レオン(1994)に未公開シーンを加えたバージョン。孤独な殺し屋レオン(ジャン・レノ)の元に隣室の少女マチルダ(ナタリー・ポートマン)が逃げ込んだ。マチルダの父は麻薬の売人。麻薬捜査局のスタンフィールド(ゲーリー・オールドマン)によってマチルダの家族は全員殺されてしまった。唯一生き残ったマチルダはレオンの職業が殺し屋と知り、4歳の弟の敵をとろうとスタンフィールドを殺そうとするのだった。
先に公開されたレオン(1994)に、マチルダとレオンの4週間の交流を更にふんだんに盛り込んだ作品。親子とも恋人ともとれる二人の純愛ぶりがいいですねー。「完全版」では、二人の孤独な心が寄り添っていく様子やレオン自身の過去、大人の心を持つ12歳の少女マチルダと19歳で時が止まったままのレオンという、物語の伏線を理解することができるようになっています。94年版96年版、両方見たい人はちゃんと制作順に見ましょうねー。どちらの作品もそれぞれにGOODです。殺し屋を愛した「激情のイタリア女」のマチルダ(完全版)もいいし、純粋に殺し屋を愛した「背伸びした少女」マチルダ(94年版)も捨てがたいのです。原題:LEON INTEGRAL VERSION。
アルカトラズ連邦刑務所でおきた脱走未遂事件。
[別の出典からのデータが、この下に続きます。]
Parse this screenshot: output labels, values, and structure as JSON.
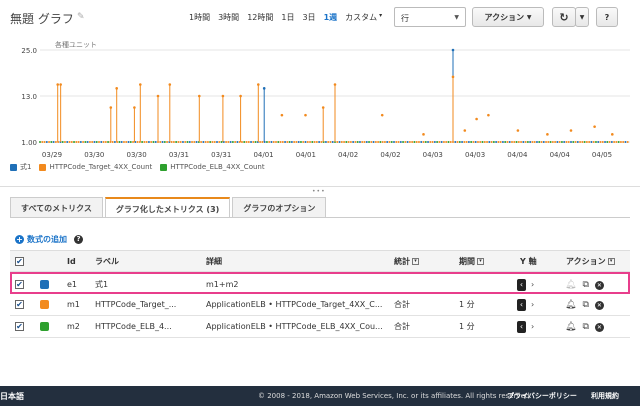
{
  "header": {
    "title": "無題 グラフ",
    "time_ranges": [
      "1時間",
      "3時間",
      "12時間",
      "1日",
      "3日",
      "1週",
      "カスタム"
    ],
    "active_range": "1週",
    "view_select": "行",
    "action_button": "アクション",
    "help_label": "?"
  },
  "chart_data": {
    "type": "scatter",
    "ylabel": "各種ユニット",
    "y_ticks": [
      "25.0",
      "13.0",
      "1.00"
    ],
    "x_ticks": [
      "03/29",
      "03/30",
      "03/30",
      "03/31",
      "03/31",
      "04/01",
      "04/01",
      "04/02",
      "04/02",
      "04/03",
      "04/03",
      "04/04",
      "04/04",
      "04/05"
    ],
    "ylim": [
      1,
      25
    ],
    "legend_position": "bottom-left",
    "series": [
      {
        "name": "式1",
        "color": "#1f6fb7"
      },
      {
        "name": "HTTPCode_Target_4XX_Count",
        "color": "#f28a1e"
      },
      {
        "name": "HTTPCode_ELB_4XX_Count",
        "color": "#2ea02e"
      }
    ],
    "spikes": [
      {
        "x": 0.03,
        "y": 16,
        "series": 1
      },
      {
        "x": 0.035,
        "y": 16,
        "series": 1
      },
      {
        "x": 0.12,
        "y": 10,
        "series": 1
      },
      {
        "x": 0.16,
        "y": 10,
        "series": 1
      },
      {
        "x": 0.13,
        "y": 15,
        "series": 1
      },
      {
        "x": 0.17,
        "y": 16,
        "series": 1
      },
      {
        "x": 0.2,
        "y": 13,
        "series": 1
      },
      {
        "x": 0.22,
        "y": 16,
        "series": 1
      },
      {
        "x": 0.27,
        "y": 13,
        "series": 1
      },
      {
        "x": 0.31,
        "y": 13,
        "series": 1
      },
      {
        "x": 0.34,
        "y": 13,
        "series": 1
      },
      {
        "x": 0.37,
        "y": 16,
        "series": 1
      },
      {
        "x": 0.38,
        "y": 15,
        "series": 0
      },
      {
        "x": 0.41,
        "y": 8,
        "series": 1
      },
      {
        "x": 0.45,
        "y": 8,
        "series": 1
      },
      {
        "x": 0.48,
        "y": 10,
        "series": 1
      },
      {
        "x": 0.5,
        "y": 16,
        "series": 1
      },
      {
        "x": 0.58,
        "y": 8,
        "series": 1
      },
      {
        "x": 0.65,
        "y": 3,
        "series": 1
      },
      {
        "x": 0.7,
        "y": 25,
        "series": 0
      },
      {
        "x": 0.7,
        "y": 18,
        "series": 1
      },
      {
        "x": 0.72,
        "y": 4,
        "series": 1
      },
      {
        "x": 0.74,
        "y": 7,
        "series": 1
      },
      {
        "x": 0.76,
        "y": 8,
        "series": 1
      },
      {
        "x": 0.81,
        "y": 4,
        "series": 1
      },
      {
        "x": 0.86,
        "y": 3,
        "series": 1
      },
      {
        "x": 0.9,
        "y": 4,
        "series": 1
      },
      {
        "x": 0.94,
        "y": 5,
        "series": 1
      },
      {
        "x": 0.97,
        "y": 3,
        "series": 1
      }
    ]
  },
  "tabs": [
    "すべてのメトリクス",
    "グラフ化したメトリクス (3)",
    "グラフのオプション"
  ],
  "add_expression": "数式の追加",
  "table": {
    "headers": {
      "id": "Id",
      "label": "ラベル",
      "details": "詳細",
      "stat": "統計",
      "period": "期間",
      "yaxis": "Y 軸",
      "actions": "アクション"
    },
    "rows": [
      {
        "color": "#1f6fb7",
        "id": "e1",
        "label": "式1",
        "details": "m1+m2",
        "stat": "",
        "period": ""
      },
      {
        "color": "#f28a1e",
        "id": "m1",
        "label": "HTTPCode_Target_...",
        "details": "ApplicationELB • HTTPCode_Target_4XX_C...",
        "stat": "合計",
        "period": "1 分"
      },
      {
        "color": "#2ea02e",
        "id": "m2",
        "label": "HTTPCode_ELB_4...",
        "details": "ApplicationELB • HTTPCode_ELB_4XX_Cou...",
        "stat": "合計",
        "period": "1 分"
      }
    ]
  },
  "footer": {
    "lang": "日本語",
    "copyright": "© 2008 - 2018, Amazon Web Services, Inc. or its affiliates. All rights reserved.",
    "privacy": "プライバシーポリシー",
    "terms": "利用規約"
  }
}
主犯にされたヘンリー・ヤング(ケビン・ベーコン)は、「法の国アメリカ」の象徴であるアルカトラズ刑務所のスケープゴートとして3年2ヶ月もの間独房に入れられ虐待されていた。ようやく独房をだされた日、彼は脱走の密告者マッッケインを殺害してしまう。ヘンリーを追い込んだ刑務所の虐待を告発する弁護士スタンフィルにクリスチャン・スレーター。優しく見えて怖い、刑務所のグレン副所長にゲーリー・オールドマン。当時のTVニュースを再現したモノクロームの映像を交え、スタンフィルの回想の形で物語りは進められます。傍聴席に居た小さな女の子、ラストでアルカトラズへ渡る船に乗るヘンリーに手を振る少女が印象に残りました。独房につながれ、髪も髭も伸び、体中に傷を負ったヘンリーの姿は、まさに磔(はりつけ)にされたキリストを思わせます。実話に基くストーリー。原題:MURDER IN THE FIRST。